Being the same age bracket that I am, he filled in about his dreams far away in Montana that would never grow. Nodding understandingly, I waited. My peer was in charge. That was fine. This was his stack of books. He told me in many ways. I showed him my belly like a good dog, hoping he would grant me a little screen time. More words about policy came up, words about policy to come. In the end I was refused use to use the libriary system with a huge smile. This was a first...anywhere! Churches that didn't know me from Adam opened their doors, and laptops. People that took me in for the night when they saw me cross their fields let me use their computers. Of course I was told about his personal power to grant waivers, and how he had in the past. I was not directly told why he wouldn't help me, except that he didn't want to.

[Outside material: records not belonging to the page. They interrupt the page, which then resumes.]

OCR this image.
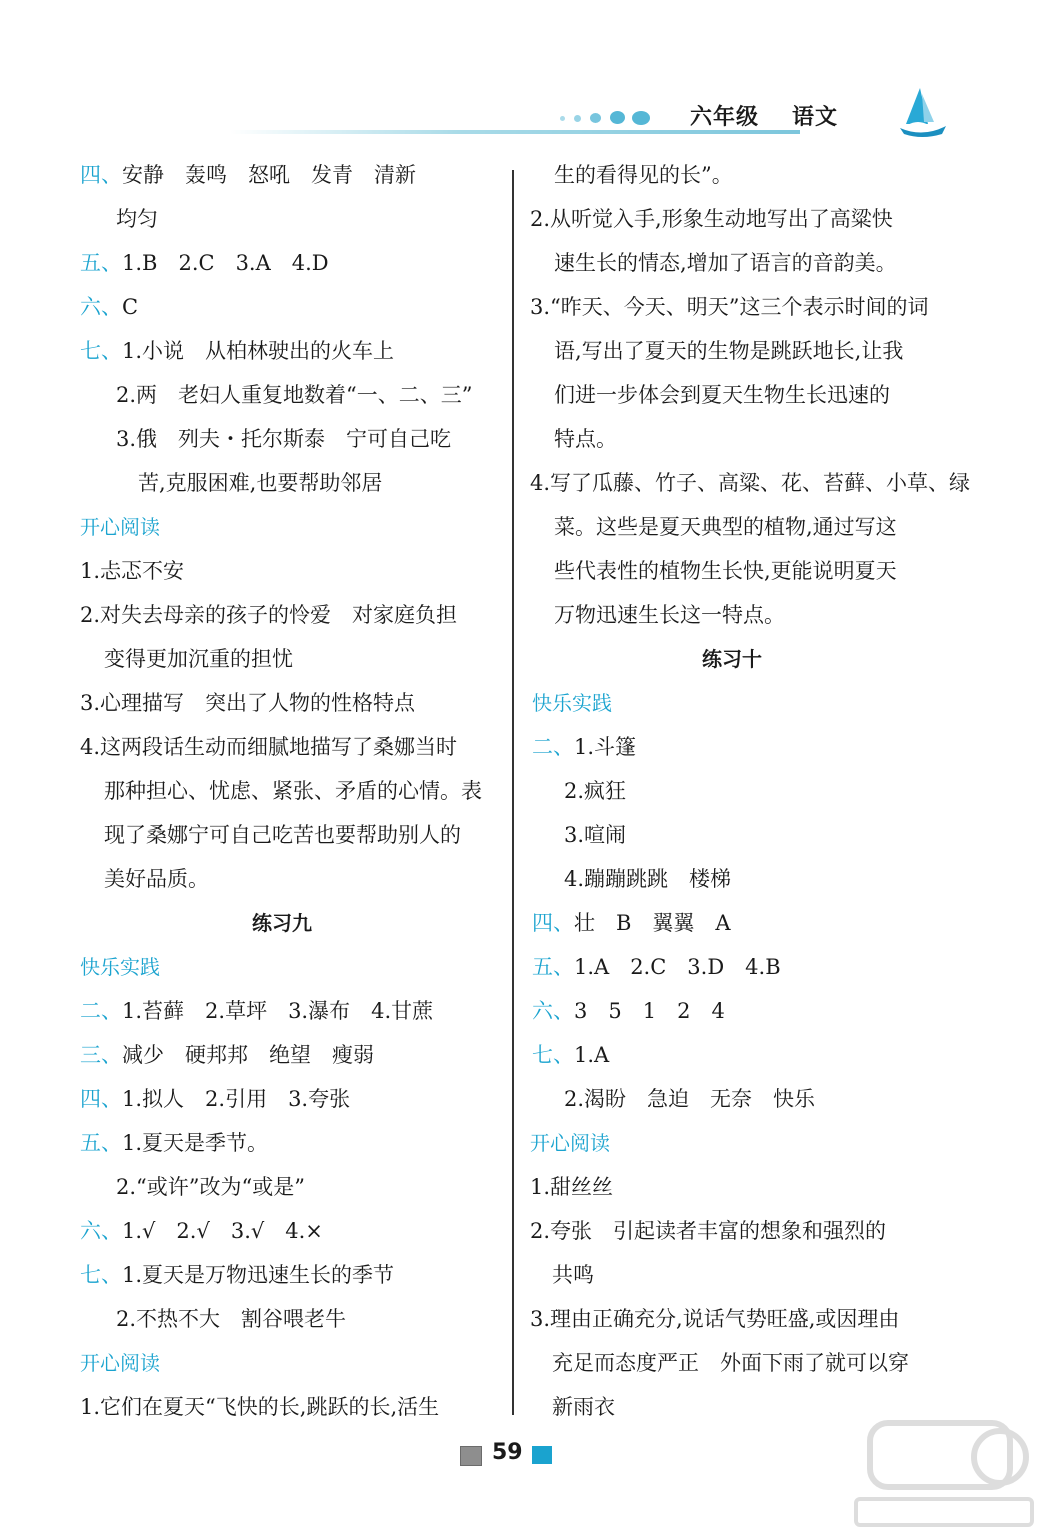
六年级 语文
四、安静　轰鸣　怒吼　发青　清新
均匀
五、1.B　2.C　3.A　4.D
六、C
七、1.小说　从柏林驶出的火车上
2.两　老妇人重复地数着“一、二、三”
3.俄　列夫・托尔斯泰　宁可自己吃
苦,克服困难,也要帮助邻居
开心阅读
1.忐忑不安
2.对失去母亲的孩子的怜爱　对家庭负担
变得更加沉重的担忧
3.心理描写　突出了人物的性格特点
4.这两段话生动而细腻地描写了桑娜当时
那种担心、忧虑、紧张、矛盾的心情。表
现了桑娜宁可自己吃苦也要帮助别人的
美好品质。
练习九
快乐实践
二、1.苔藓　2.草坪　3.瀑布　4.甘蔗
三、减少　硬邦邦　绝望　瘦弱
四、1.拟人　2.引用　3.夸张
五、1.夏天是季节。
2.“或许”改为“或是”
六、1.√　2.√　3.√　4.×
七、1.夏天是万物迅速生长的季节
2.不热不大　割谷喂老牛
开心阅读
1.它们在夏天“飞快的长,跳跃的长,活生
生的看得见的长”。
2.从听觉入手,形象生动地写出了高粱快
速生长的情态,增加了语言的音韵美。
3.“昨天、今天、明天”这三个表示时间的词
语,写出了夏天的生物是跳跃地长,让我
们进一步体会到夏天生物生长迅速的
特点。
4.写了瓜藤、竹子、高粱、花、苔藓、小草、绿
菜。这些是夏天典型的植物,通过写这
些代表性的植物生长快,更能说明夏天
万物迅速生长这一特点。
练习十
快乐实践
二、1.斗篷
2.疯狂
3.喧闹
4.蹦蹦跳跳　楼梯
四、壮　B　翼翼　A
五、1.A　2.C　3.D　4.B
六、3　5　1　2　4
七、1.A
2.渴盼　急迫　无奈　快乐
开心阅读
1.甜丝丝
2.夸张　引起读者丰富的想象和强烈的
共鸣
3.理由正确充分,说话气势旺盛,或因理由
充足而态度严正　外面下雨了就可以穿
新雨衣
59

"Ain't that somethin' though," asked the angled clerk?
"What's that," I asked in a even disconnected tone, my body already wanting to get ouside, away from this man?

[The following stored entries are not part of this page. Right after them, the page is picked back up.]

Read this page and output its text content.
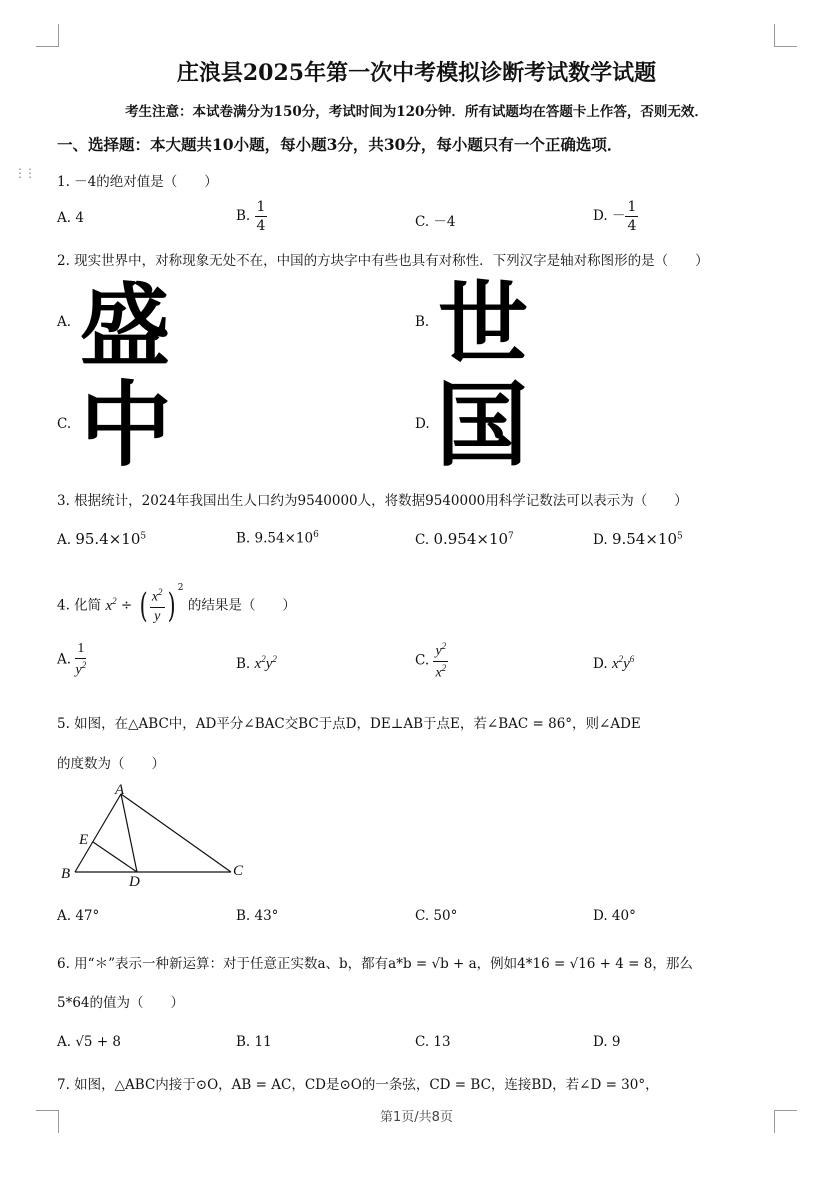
⋮⋮
庄浪县2025年第一次中考模拟诊断考试数学试题
考生注意：本试卷满分为150分，考试时间为120分钟．所有试题均在答题卡上作答，否则无效．
一、选择题：本大题共10小题，每小题3分，共30分，每小题只有一个正确选项．
1. －4的绝对值是（　　）
A. 4	B. $\frac{1}{4}$	C. －4	D. － $\frac{1}{4}$
2. 现实世界中，对称现象无处不在，中国的方块字中有些也具有对称性．下列汉字是轴对称图形的是（　　）
A. 盛	B. 世
C. 中	D. 国
3. 根据统计，2024年我国出生人口约为9540000人，将数据9540000用科学记数法可以表示为（　　）
A. $95.4\times 10^5$	B. $9.54\times 10^6$	C. $0.954\times 10^7$	D. $9.54\times 10^5$
4. 化简 $x^2$ ÷ ( $\frac{x^2}{y}$ ) $^2$ 的结果是（　　）
A. $\frac{1}{y^2}$	B. $x^2y^2$	C. $\frac{y^2}{x^2}$	D. $x^2y^6$
5. 如图，在△ABC中，AD平分∠BAC交BC于点D，DE⊥AB于点E，若∠BAC = 86°，则∠ADE
的度数为（　　）
A
B	C
D
E
A. 47°	B. 43°	C. 50°	D. 40°
6. 用“＊”表示一种新运算：对于任意正实数a、b，都有a*b = √b + a，例如4*16 = √16 + 4 = 8，那么
5*64的值为（　　）
A. √5 + 8	B. 11	C. 13	D. 9
7. 如图，△ABC内接于⊙O，AB = AC，CD是⊙O的一条弦，CD = BC，连接BD，若∠D = 30°，
第1页/共8页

"You can't use my computer, but I have your card here. Well, I can look up your sight any time I want to." He smiled like he had come up with a clever joke.
"Yeah, that's somthin' all right." I put my smile under my shoe. As I was turning to leave, night stealing all visable paths into the trees, my new 'friend' still tried to ask me more about my walk. A personal extra from me to him. I spoke a little until I internally yelled at myself for being too nice. I cut it there. He tried to tell me more stories he thought I still had a ear to hear.
In the end, I found camp a few miles away from town, where good water ran through the long bent yellow grass. It was in a hurry much like my own. No hurry. Listening to the geese come in on the pond through the trees, one poor bird kept complaining, then settled. I thought about the man that had to control who touched the keyboard. I didn't miss his type. Never would. Then I put him down in the water, forgeting about talk over fees, being a resident, the (un)Patriot Act(?), new state controls.
When it all settled on the bottom where the stones sat together in the center of the three foot wide of water, I pushed my hands into the brook to wash my face into the cold numbing I have come to love. As the water fell back to itself, I could see nothing in the waters. Night was coming alive.